Editorial cartoon by Jacob Bogdanoff

Editorial cartoon by Jacob Bogdanoff

Some Bon Appétit employees have complained that they feel pressured to work before and after clocking in. It is illegal and unethical to make an employee work for free. If claims made by Bon Appétit employees are true and they wish to organize a vote to form a union, then we support them.

The employees are tired and say they have asked management for the right to choose to have a union, a method that could protect them from working excessive hours for free. Management should entertain such requests.

If employee claims are true, is unfortunate that the management of Bon Appétit was not informed of employees rights.

Disregard for the people who make it possible for a business to function is wrong and shows a lack of respect.

Employees have also said that their breaks are not granted, or they are sometimes asked to skip breaks.
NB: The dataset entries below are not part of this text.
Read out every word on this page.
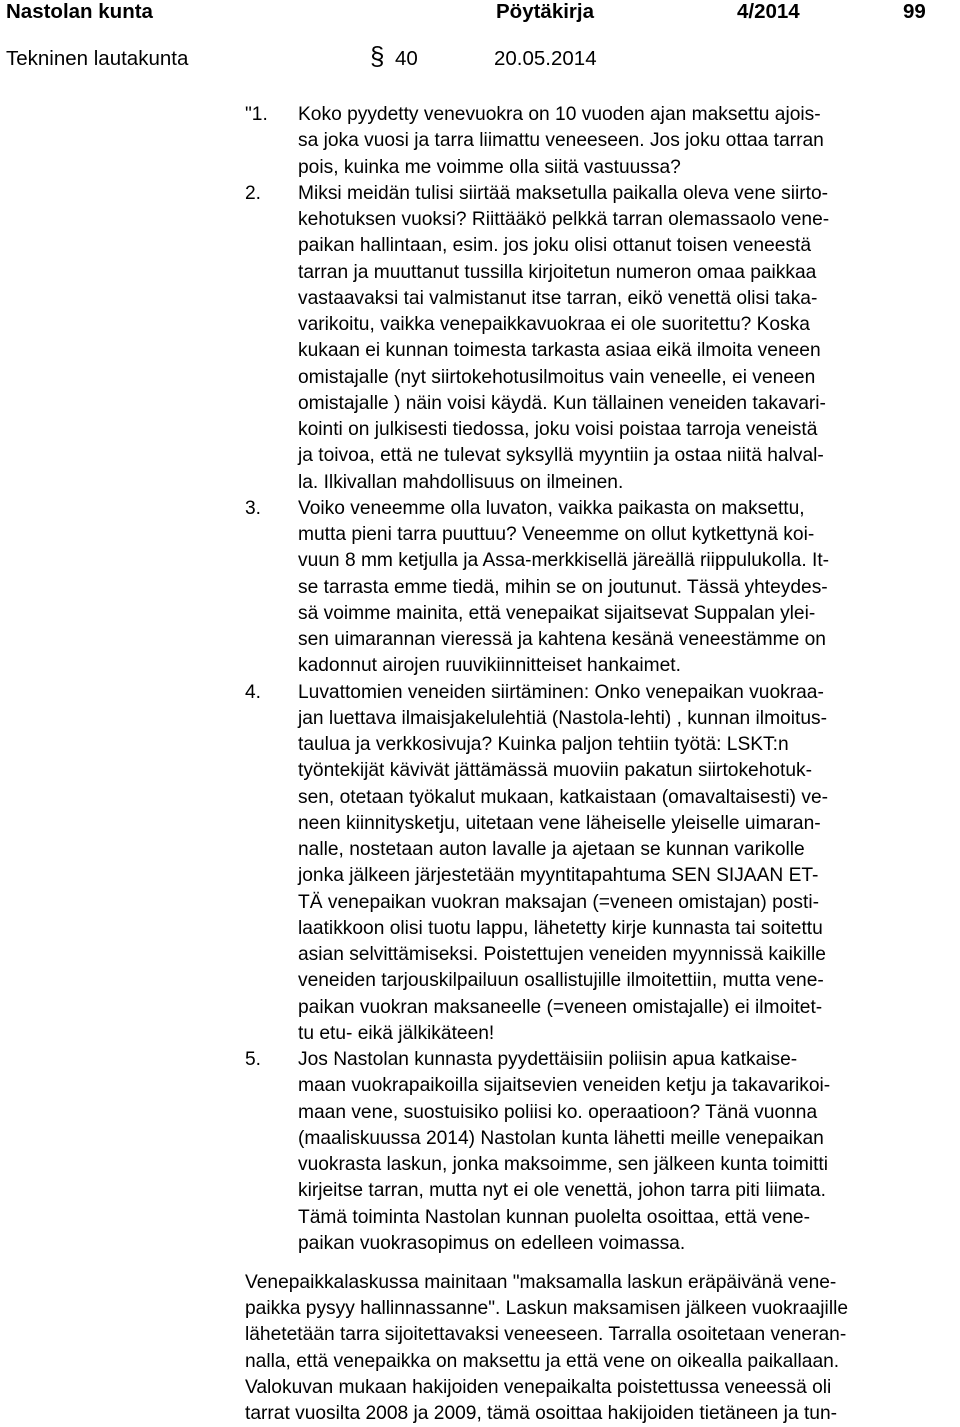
Nastolan kunta	Pöytäkirja	4/2014	99
Tekninen lautakunta	§ 40	20.05.2014
"1.	Koko pyydetty venevuokra on 10 vuoden ajan maksettu ajois-
sa joka vuosi ja tarra liimattu veneeseen. Jos joku ottaa tarran
pois, kuinka me voimme olla siitä vastuussa?
2.	Miksi meidän tulisi siirtää maksetulla paikalla oleva vene siirto-
kehotuksen vuoksi? Riittääkö pelkkä tarran olemassaolo vene-
paikan hallintaan, esim. jos joku olisi ottanut toisen veneestä
tarran ja muuttanut tussilla kirjoitetun numeron omaa paikkaa
vastaavaksi tai valmistanut itse tarran, eikö venettä olisi taka-
varikoitu, vaikka venepaikkavuokraa ei ole suoritettu? Koska
kukaan ei kunnan toimesta tarkasta asiaa eikä ilmoita veneen
omistajalle (nyt siirtokehotusilmoitus vain veneelle, ei veneen
omistajalle ) näin voisi käydä. Kun tällainen veneiden takavari-
kointi on julkisesti tiedossa, joku voisi poistaa tarroja veneistä
ja toivoa, että ne tulevat syksyllä myyntiin ja ostaa niitä halval-
la. Ilkivallan mahdollisuus on ilmeinen.
3.	Voiko veneemme olla luvaton, vaikka paikasta on maksettu,
mutta pieni tarra puuttuu? Veneemme on ollut kytkettynä koi-
vuun 8 mm ketjulla ja Assa-merkkisellä järeällä riippulukolla. It-
se tarrasta emme tiedä, mihin se on joutunut. Tässä yhteydes-
sä voimme mainita, että venepaikat sijaitsevat Suppalan ylei-
sen uimarannan vieressä ja kahtena kesänä veneestämme on
kadonnut airojen ruuvikiinnitteiset hankaimet.
4.	Luvattomien veneiden siirtäminen: Onko venepaikan vuokraa-
jan luettava ilmaisjakelulehtiä (Nastola-lehti) , kunnan ilmoitus-
taulua ja verkkosivuja? Kuinka paljon tehtiin työtä: LSKT:n
työntekijät kävivät jättämässä muoviin pakatun siirtokehotuk-
sen, otetaan työkalut mukaan, katkaistaan (omavaltaisesti) ve-
neen kiinnitysketju, uitetaan vene läheiselle yleiselle uimaran-
nalle, nostetaan auton lavalle ja ajetaan se kunnan varikolle
jonka jälkeen järjestetään myyntitapahtuma SEN SIJAAN ET-
TÄ venepaikan vuokran maksajan (=veneen omistajan) posti-
laatikkoon olisi tuotu lappu, lähetetty kirje kunnasta tai soitettu
asian selvittämiseksi. Poistettujen veneiden myynnissä kaikille
veneiden tarjouskilpailuun osallistujille ilmoitettiin, mutta vene-
paikan vuokran maksaneelle (=veneen omistajalle) ei ilmoitet-
tu etu- eikä jälkikäteen!
5.	Jos Nastolan kunnasta pyydettäisiin poliisin apua katkaise-
maan vuokrapaikoilla sijaitsevien veneiden ketju ja takavarikoi-
maan vene, suostuisiko poliisi ko. operaatioon? Tänä vuonna
(maaliskuussa 2014) Nastolan kunta lähetti meille venepaikan
vuokrasta laskun, jonka maksoimme, sen jälkeen kunta toimitti
kirjeitse tarran, mutta nyt ei ole venettä, johon tarra piti liimata.
Tämä toiminta Nastolan kunnan puolelta osoittaa, että vene-
paikan vuokrasopimus on edelleen voimassa.
Venepaikkalaskussa mainitaan "maksamalla laskun eräpäivänä vene-
paikka pysyy hallinnassanne". Laskun maksamisen jälkeen vuokraajille
lähetetään tarra sijoitettavaksi veneeseen. Tarralla osoitetaan veneran-
nalla, että venepaikka on maksettu ja että vene on oikealla paikallaan.
Valokuvan mukaan hakijoiden venepaikalta poistettussa veneessä oli
tarrat vuosilta 2008 ja 2009, tämä osoittaa hakijoiden tietäneen ja tun-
Employees should not be expected to work for free or be denied breaks.

Even if Bon Appétit discourages its employees from unionizing, its management should respect the rights of its employees. With increased enrollment at ULV, it is understandable that employees may feel overworked.
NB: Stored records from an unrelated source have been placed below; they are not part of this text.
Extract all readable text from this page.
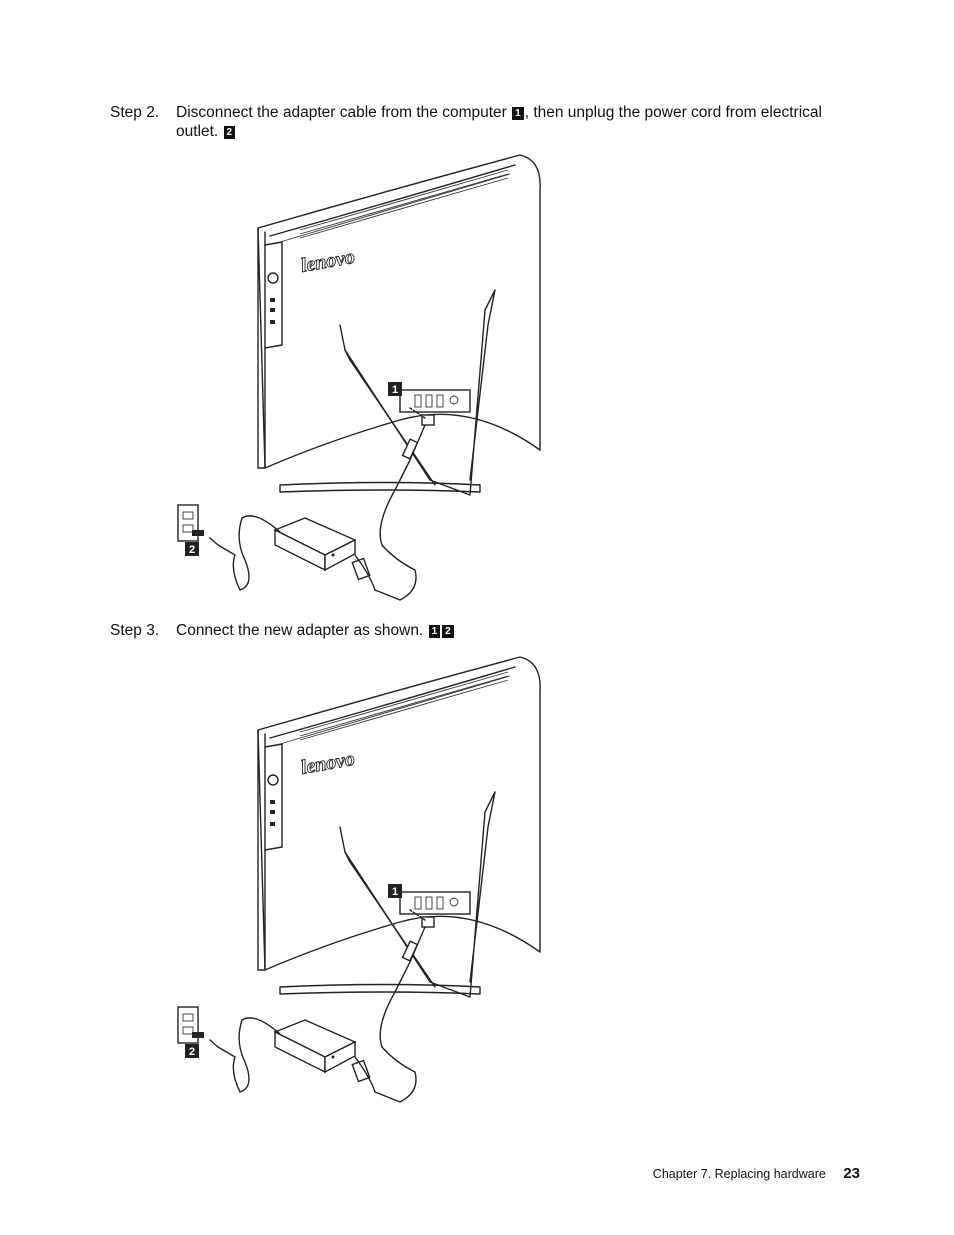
Step 2. Disconnect the adapter cable from the computer 1 , then unplug the power cord from electrical outlet. 2
lenovo
1
2
Step 3. Connect the new adapter as shown. 1 2
lenovo
1
2
Chapter 7. Replacing hardware 23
More students on campus causes more demand for service at catered events and longer lines at Barbara’s Place and Davenport Dining Hall. Employees may be offered more work hours but an agreement to work longer hours is not an agreement to be taken advantage of.

More customers for a business is always a welcome thing, but if Bon Appétit cannot, or will not, hire more help, then current employees should not be overworked.

If Bon Appétit is not maintaining service and proper treatment of employees, then perhaps Bon Appétit should not do business with ULV. Such practices – of making employees skip breaks and work off the clock – also go against the mission statement of the University.

Part of ULV’s mission statement is to encourage values-based ethical behavior. It makes no sense for a school that encourages the ethical treatment of people and ethical behavior to support a company that does not hold the same values.

The University’s administration should take action to support the Bon Appétit workers, and be in sync with its mission statement. Students look to the University for guidance and to set an example of for lifelong learning. If students see that the administration is not “walking the walk,” the school becomes a hypocritical institution and no longer serves the best interest of its students.

Students learn in the classroom, and also by example.